- The Pennsylvania Turnpike Commission, according to the Pittsburgh Post-Gazette, has had to overcome a challenging learning curve while building the 13-mile, $800 million Southern Beltway toll road, one of the largest such projects the agency has seen in decades.
- The commission has faced two primary obstacles thus far: flooding associated with excavation work and the mitigation of abandoned oil and gas wells along the project's route. Joseph B. Fay Co., the beltway's general contractor, has racked up approximately $1.3 million of change orders to stabilize soil ($550,000) and deal with a dozen more wells ($778,675) than originally estimated. With the addition of a retention pond and other flood control measures, the effects of water runoff have been minimized. In addition, Fay engaged a specialty subcontractor, York Drilling, to perform well mitigation, and the commission has hired a company that will use metal-detecting drones to scout for additional wells along the project path.
- Despite the extra costs associated with additional work, changes are in line with other commission projects valued at $500 million or more a year — about 3%. Brad Heigel, the commission's chief engineer, told the Post-Gazette that changes for the overall industry come in at 7%.
Construction crews often don't know enough about the ground of a project site and what's underneath it until they actually start work. Contractors still have to take reasonable care when assessing a site prior to a bid, but if conditions are significantly different than what is presented in the owner's bid documents, a construction company is likely entitled to a change order that reflects those differences.
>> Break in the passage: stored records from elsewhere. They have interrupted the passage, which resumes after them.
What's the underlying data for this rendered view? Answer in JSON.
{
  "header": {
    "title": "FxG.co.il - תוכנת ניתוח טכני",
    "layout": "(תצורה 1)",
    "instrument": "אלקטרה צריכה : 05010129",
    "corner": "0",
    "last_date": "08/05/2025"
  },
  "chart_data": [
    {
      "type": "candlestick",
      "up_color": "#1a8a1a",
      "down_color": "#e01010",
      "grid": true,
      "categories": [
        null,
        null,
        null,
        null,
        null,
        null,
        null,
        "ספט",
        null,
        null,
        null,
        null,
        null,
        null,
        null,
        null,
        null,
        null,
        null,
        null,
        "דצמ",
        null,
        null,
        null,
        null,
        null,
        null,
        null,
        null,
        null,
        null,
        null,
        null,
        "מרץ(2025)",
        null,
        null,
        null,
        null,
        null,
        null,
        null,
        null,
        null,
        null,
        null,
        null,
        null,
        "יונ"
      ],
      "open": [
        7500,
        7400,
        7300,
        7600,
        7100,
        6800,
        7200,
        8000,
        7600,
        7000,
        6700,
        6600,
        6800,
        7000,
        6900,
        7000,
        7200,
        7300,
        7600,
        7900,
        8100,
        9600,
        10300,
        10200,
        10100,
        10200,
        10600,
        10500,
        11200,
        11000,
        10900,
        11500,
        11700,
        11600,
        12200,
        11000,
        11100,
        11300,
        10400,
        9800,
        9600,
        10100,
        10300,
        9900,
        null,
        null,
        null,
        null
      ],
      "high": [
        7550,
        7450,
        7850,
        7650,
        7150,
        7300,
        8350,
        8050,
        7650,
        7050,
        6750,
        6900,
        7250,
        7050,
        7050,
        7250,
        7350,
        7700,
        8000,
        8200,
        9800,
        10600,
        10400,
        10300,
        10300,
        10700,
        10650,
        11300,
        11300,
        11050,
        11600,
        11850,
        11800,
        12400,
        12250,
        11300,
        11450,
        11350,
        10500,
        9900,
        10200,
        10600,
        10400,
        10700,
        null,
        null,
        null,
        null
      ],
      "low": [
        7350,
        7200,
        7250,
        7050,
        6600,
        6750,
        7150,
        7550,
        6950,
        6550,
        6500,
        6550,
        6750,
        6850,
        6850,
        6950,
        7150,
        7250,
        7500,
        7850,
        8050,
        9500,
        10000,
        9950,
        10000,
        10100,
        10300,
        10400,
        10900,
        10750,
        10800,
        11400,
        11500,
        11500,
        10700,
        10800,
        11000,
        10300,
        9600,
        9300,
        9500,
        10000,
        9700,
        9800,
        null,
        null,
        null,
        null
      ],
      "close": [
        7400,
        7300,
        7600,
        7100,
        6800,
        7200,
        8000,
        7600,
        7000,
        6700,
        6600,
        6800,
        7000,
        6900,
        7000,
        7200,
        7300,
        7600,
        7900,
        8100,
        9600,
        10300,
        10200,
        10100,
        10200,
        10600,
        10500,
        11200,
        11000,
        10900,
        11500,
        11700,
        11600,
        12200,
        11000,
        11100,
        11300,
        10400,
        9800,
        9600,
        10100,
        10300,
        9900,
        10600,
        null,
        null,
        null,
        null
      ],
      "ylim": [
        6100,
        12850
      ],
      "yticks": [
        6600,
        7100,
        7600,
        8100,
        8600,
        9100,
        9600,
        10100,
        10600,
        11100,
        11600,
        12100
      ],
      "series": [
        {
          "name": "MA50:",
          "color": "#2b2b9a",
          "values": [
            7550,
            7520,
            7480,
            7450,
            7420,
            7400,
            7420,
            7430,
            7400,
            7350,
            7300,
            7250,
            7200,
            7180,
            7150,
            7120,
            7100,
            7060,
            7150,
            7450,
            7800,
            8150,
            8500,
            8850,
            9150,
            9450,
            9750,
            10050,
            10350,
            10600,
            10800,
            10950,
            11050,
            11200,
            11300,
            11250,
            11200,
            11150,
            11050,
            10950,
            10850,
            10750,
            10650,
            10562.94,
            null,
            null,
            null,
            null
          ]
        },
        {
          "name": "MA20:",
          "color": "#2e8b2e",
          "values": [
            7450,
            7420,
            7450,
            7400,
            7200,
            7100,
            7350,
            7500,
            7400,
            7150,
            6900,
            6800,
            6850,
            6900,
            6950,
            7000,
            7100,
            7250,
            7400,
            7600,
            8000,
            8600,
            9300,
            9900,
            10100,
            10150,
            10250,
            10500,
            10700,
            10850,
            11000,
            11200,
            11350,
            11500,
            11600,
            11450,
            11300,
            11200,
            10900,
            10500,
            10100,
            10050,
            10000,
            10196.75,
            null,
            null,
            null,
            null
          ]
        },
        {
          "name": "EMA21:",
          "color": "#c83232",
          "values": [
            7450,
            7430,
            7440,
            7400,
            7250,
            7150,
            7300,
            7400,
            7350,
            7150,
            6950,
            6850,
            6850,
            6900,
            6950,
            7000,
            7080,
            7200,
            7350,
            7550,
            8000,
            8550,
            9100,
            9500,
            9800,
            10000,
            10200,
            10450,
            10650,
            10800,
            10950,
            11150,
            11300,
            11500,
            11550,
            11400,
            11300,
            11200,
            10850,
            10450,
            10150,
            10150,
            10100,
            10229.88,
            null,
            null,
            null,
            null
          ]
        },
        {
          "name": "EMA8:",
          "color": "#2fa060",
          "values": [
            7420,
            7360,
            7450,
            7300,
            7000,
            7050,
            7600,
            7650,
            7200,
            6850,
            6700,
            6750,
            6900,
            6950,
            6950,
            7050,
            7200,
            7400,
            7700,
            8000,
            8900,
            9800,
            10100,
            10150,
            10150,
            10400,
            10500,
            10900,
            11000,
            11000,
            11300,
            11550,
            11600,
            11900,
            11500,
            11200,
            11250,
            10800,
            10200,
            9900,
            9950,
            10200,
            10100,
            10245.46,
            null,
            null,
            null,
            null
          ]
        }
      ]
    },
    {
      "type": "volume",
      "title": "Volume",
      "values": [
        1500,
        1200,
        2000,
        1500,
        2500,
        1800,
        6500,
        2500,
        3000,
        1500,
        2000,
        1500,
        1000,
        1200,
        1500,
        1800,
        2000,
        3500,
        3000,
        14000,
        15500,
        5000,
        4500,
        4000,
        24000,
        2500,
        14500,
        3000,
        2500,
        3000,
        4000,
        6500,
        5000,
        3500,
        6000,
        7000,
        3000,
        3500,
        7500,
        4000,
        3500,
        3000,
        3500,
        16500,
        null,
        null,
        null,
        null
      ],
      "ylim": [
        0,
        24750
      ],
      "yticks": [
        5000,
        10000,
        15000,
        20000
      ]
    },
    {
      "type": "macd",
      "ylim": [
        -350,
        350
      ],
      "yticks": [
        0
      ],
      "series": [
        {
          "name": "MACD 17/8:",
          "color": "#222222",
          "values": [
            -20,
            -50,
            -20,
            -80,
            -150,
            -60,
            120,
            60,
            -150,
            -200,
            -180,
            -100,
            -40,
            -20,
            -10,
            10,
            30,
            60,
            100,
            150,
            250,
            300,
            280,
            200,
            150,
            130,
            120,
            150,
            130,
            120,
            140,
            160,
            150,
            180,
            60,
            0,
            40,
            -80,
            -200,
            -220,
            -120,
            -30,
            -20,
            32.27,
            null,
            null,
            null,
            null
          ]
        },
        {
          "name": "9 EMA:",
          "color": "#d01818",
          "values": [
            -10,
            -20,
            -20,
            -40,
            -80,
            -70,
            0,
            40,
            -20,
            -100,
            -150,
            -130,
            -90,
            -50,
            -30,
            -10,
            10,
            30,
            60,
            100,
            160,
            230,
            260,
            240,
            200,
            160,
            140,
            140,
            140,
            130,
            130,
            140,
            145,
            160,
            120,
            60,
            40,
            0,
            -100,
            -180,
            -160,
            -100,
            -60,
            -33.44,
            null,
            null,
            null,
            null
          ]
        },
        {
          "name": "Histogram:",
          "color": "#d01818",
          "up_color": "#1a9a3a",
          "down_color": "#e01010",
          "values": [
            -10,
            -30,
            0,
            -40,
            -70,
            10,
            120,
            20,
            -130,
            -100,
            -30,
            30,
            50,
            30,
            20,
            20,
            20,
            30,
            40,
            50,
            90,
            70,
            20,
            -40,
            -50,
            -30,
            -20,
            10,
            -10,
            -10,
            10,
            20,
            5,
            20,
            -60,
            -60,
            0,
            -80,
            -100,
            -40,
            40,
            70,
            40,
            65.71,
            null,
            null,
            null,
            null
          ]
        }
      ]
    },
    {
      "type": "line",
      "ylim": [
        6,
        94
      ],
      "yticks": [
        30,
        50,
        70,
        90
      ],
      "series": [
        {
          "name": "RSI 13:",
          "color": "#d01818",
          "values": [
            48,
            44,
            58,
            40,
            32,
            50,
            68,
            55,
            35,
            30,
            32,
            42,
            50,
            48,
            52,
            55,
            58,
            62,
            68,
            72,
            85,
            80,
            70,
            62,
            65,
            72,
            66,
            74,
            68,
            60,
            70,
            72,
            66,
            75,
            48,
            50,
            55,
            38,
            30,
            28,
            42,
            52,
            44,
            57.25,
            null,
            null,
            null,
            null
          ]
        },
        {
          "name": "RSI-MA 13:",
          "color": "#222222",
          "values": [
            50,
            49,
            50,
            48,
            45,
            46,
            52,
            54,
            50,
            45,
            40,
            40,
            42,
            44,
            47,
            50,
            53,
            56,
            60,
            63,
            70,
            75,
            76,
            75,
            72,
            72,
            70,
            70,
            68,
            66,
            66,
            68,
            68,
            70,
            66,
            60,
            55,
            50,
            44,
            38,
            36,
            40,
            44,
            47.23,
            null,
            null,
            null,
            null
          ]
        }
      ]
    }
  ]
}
Still, the contract dictates which situations are reimbursable through change orders, and it's up to the contractor to protect its interests and make sure such a provision is included or is part of a proposal that is incorporated by reference into the contract.
The most recent American Institute of Architects Document A201, "General Conditions of the Contract for Construction," lays out that by signing the contract, contractors are affirming that they have visited the construction site in question, familiarized themselves with local conditions and reconciled their observations with the contract documents.
Contractors are also under obligation to report any inconsistencies between what they encounter during an examination of the site and the project documents to the architect. They must also inform the owner and architect immediately of the discovery of any site conditions that are not normally found during the course of a construction project. Contractors must be sure to meet any contractual requirements regarding site conditions in order to make a successful change order request for additional costs.